The 2001 value of nonfuel mineral production in Tennessee decreased by 5% from 2000 to $708 million. Crushed stone remained, by value, the leading commodity, accounting for about half the total nonfuel mineral value. Nationally, Tennessee ranked 21st in the total value of nonfuel minerals produced in 2001. Crushed stone has been the leading nonfuel mineral commodity produced in Tennessee for over 20 years, except for 1981. According to preliminary figures, in 2001, production was 60.5 million metric tons, valued at $372 million. Major rock types quarried to produce crushed stone were limestone, dolomite, and sandstone.
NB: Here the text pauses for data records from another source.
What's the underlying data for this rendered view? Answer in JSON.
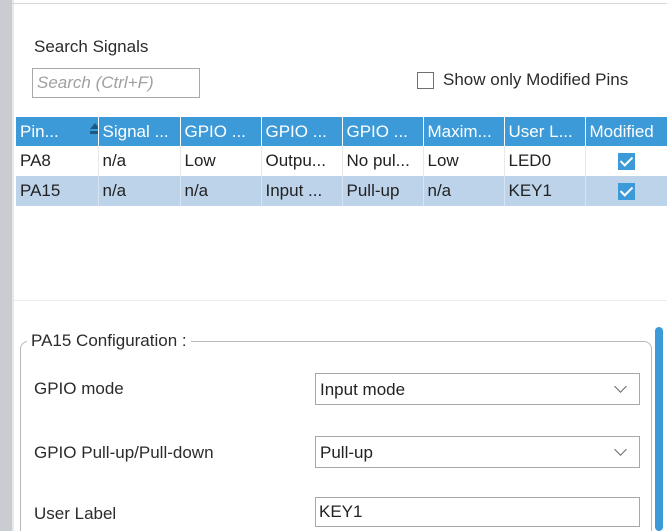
{
  "search": {
    "label": "Search Signals",
    "placeholder": "Search (Ctrl+F)"
  },
  "filter": {
    "show_modified_label": "Show only Modified Pins",
    "checked": false
  },
  "table": {
    "columns": [
      "Pin...",
      "Signal ...",
      "GPIO ...",
      "GPIO ...",
      "GPIO ...",
      "Maxim...",
      "User L...",
      "Modified"
    ],
    "sorted_column": "Pin...",
    "rows": [
      {
        "pin": "PA8",
        "signal": "n/a",
        "gpio_output_level": "Low",
        "gpio_mode": "Outpu...",
        "gpio_pull": "No pul...",
        "max_speed": "Low",
        "user_label": "LED0",
        "modified": true
      },
      {
        "pin": "PA15",
        "signal": "n/a",
        "gpio_output_level": "n/a",
        "gpio_mode": "Input ...",
        "gpio_pull": "Pull-up",
        "max_speed": "n/a",
        "user_label": "KEY1",
        "modified": true
      }
    ],
    "selected_row": 1
  },
  "config": {
    "title": "PA15 Configuration :",
    "gpio_mode_label": "GPIO mode",
    "gpio_mode_value": "Input mode",
    "pull_label": "GPIO Pull-up/Pull-down",
    "pull_value": "Pull-up",
    "user_label_label": "User Label",
    "user_label_value": "KEY1"
  },
  "colors": {
    "header_bg": "#3d9ad8",
    "selected_row_bg": "#bcd3ea",
    "accent": "#3d9ad8"
  }
}
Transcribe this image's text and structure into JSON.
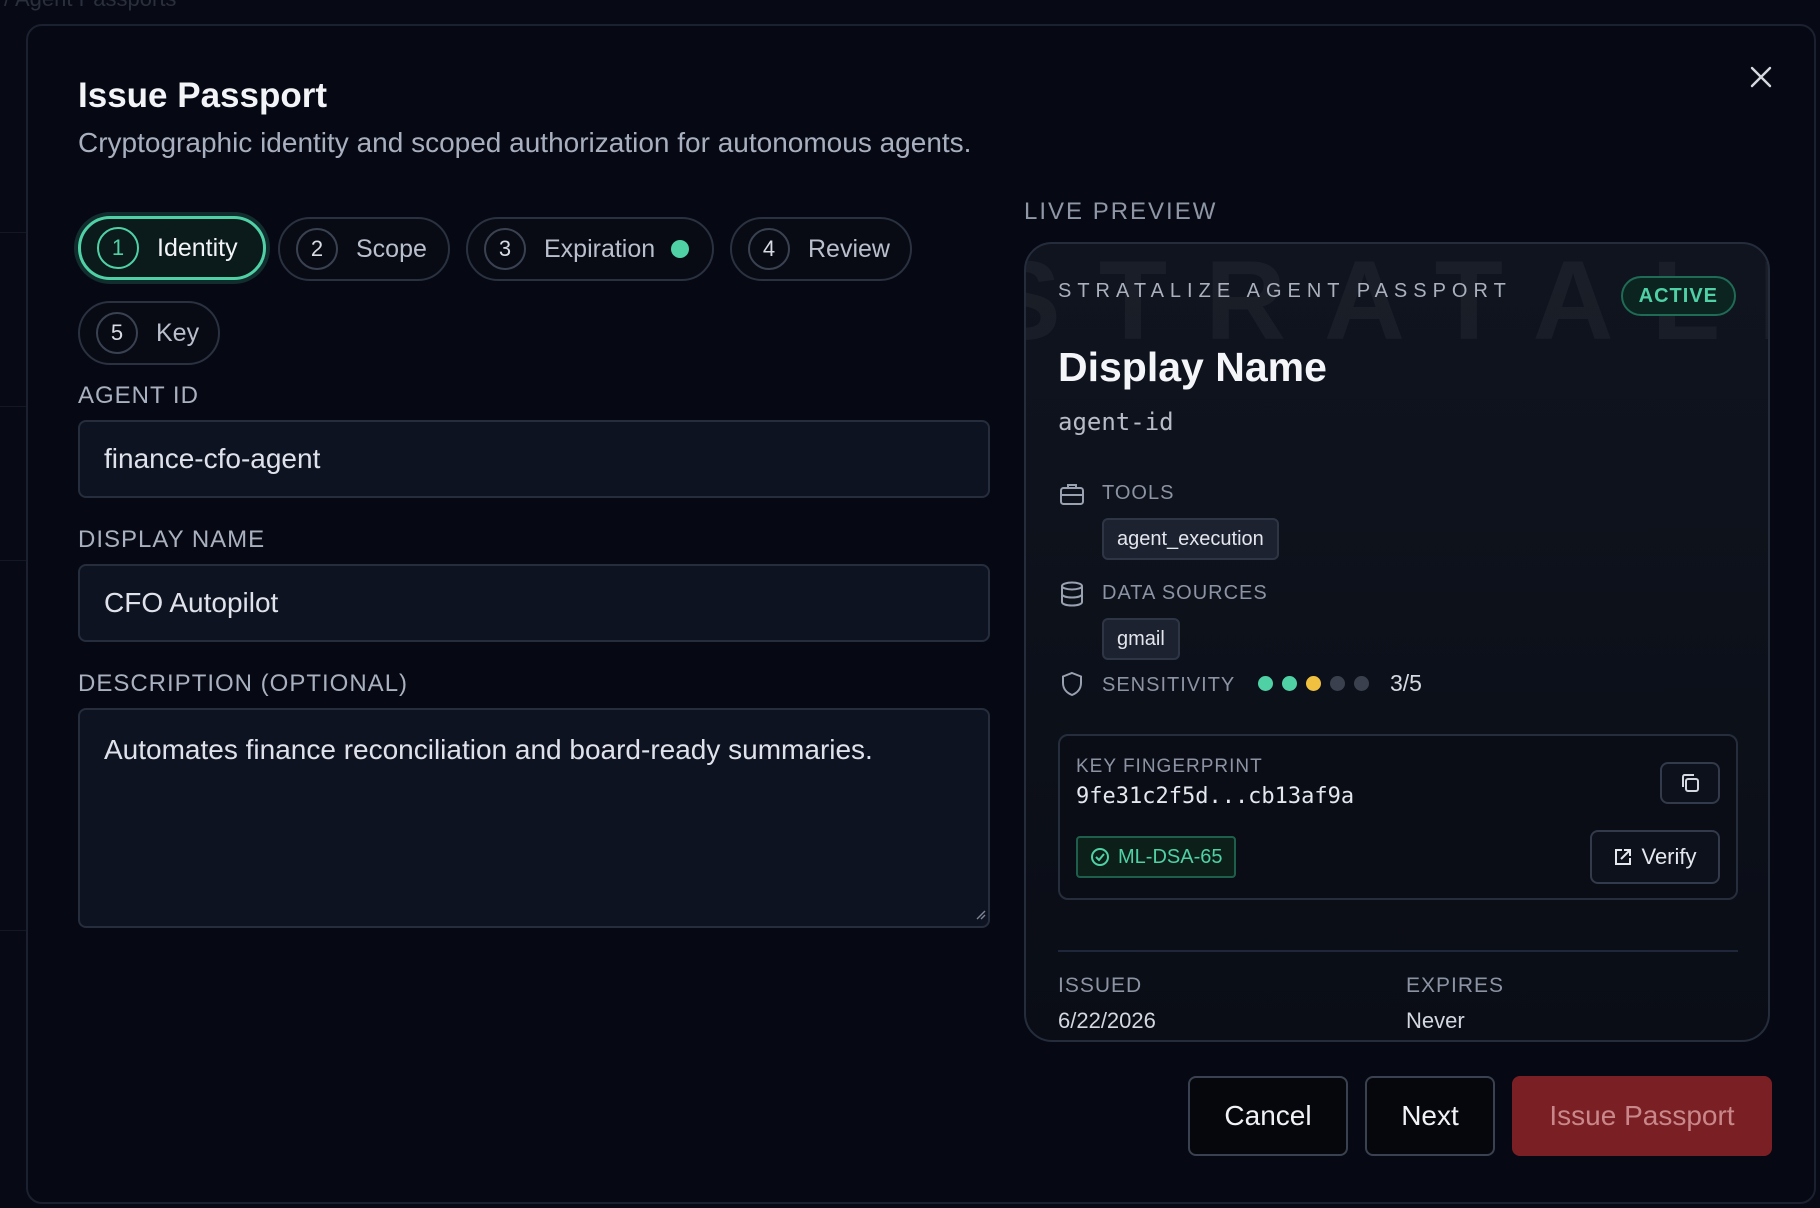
{
  "background": {
    "breadcrumb": "/ Agent Passports"
  },
  "modal": {
    "title": "Issue Passport",
    "subtitle": "Cryptographic identity and scoped authorization for autonomous agents.",
    "close_icon": "close-icon"
  },
  "steps": [
    {
      "number": "1",
      "label": "Identity",
      "state": "active"
    },
    {
      "number": "2",
      "label": "Scope",
      "state": "default"
    },
    {
      "number": "3",
      "label": "Expiration",
      "state": "complete-dot"
    },
    {
      "number": "4",
      "label": "Review",
      "state": "default"
    },
    {
      "number": "5",
      "label": "Key",
      "state": "default"
    }
  ],
  "form": {
    "agent_id": {
      "label": "AGENT ID",
      "value": "finance-cfo-agent"
    },
    "display_name": {
      "label": "DISPLAY NAME",
      "value": "CFO Autopilot"
    },
    "description": {
      "label": "DESCRIPTION (OPTIONAL)",
      "value": "Automates finance reconciliation and board-ready summaries."
    }
  },
  "preview": {
    "section_label": "LIVE PREVIEW",
    "watermark": "STRATALIZE",
    "brand": "STRATALIZE AGENT PASSPORT",
    "status": "ACTIVE",
    "display_name": "Display Name",
    "agent_id": "agent-id",
    "tools": {
      "label": "TOOLS",
      "icon": "briefcase-icon",
      "items": [
        "agent_execution"
      ]
    },
    "data_sources": {
      "label": "DATA SOURCES",
      "icon": "database-icon",
      "items": [
        "gmail"
      ]
    },
    "sensitivity": {
      "label": "SENSITIVITY",
      "icon": "shield-icon",
      "level": 3,
      "max": 5,
      "value_text": "3/5"
    },
    "fingerprint": {
      "label": "KEY FINGERPRINT",
      "value": "9fe31c2f5d...cb13af9a",
      "algorithm": "ML-DSA-65",
      "verify_label": "Verify"
    },
    "issued": {
      "label": "ISSUED",
      "value": "6/22/2026"
    },
    "expires": {
      "label": "EXPIRES",
      "value": "Never"
    }
  },
  "footer": {
    "cancel_label": "Cancel",
    "next_label": "Next",
    "issue_label": "Issue Passport"
  },
  "colors": {
    "accent": "#4fd1a5",
    "sensitivity_mid": "#f0c040",
    "danger": "#7a1f24",
    "sensitivity_off": "#3a404d"
  }
}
Zinc, the state's leading nonfuel mineral commodity until 1981, remained the 2nd-leading mineral produced. Zinc was mined in Knox and Jefferson counties. Estimated ball clay production increased to 715,000 metric tons, with an estimated value of $30 million. The production of construction sand and gravel decreased from 8.76 million metric tons valued at $47 million in 2000 to 7.91 million metric tons valued at $43.1 million in 2001. In 2001, Tennessee led the nation in the value of natural gemstones produced. Tennessee was also 1st in ball clay, 2nd in zinc, 3rd in barite, 8th in fuller's earth, and 10th in industrial sand and gravel. Gemstone production consisted almost entirely of cultured freshwater pearls and mother-of-pearl derived from freshwater mussel shells.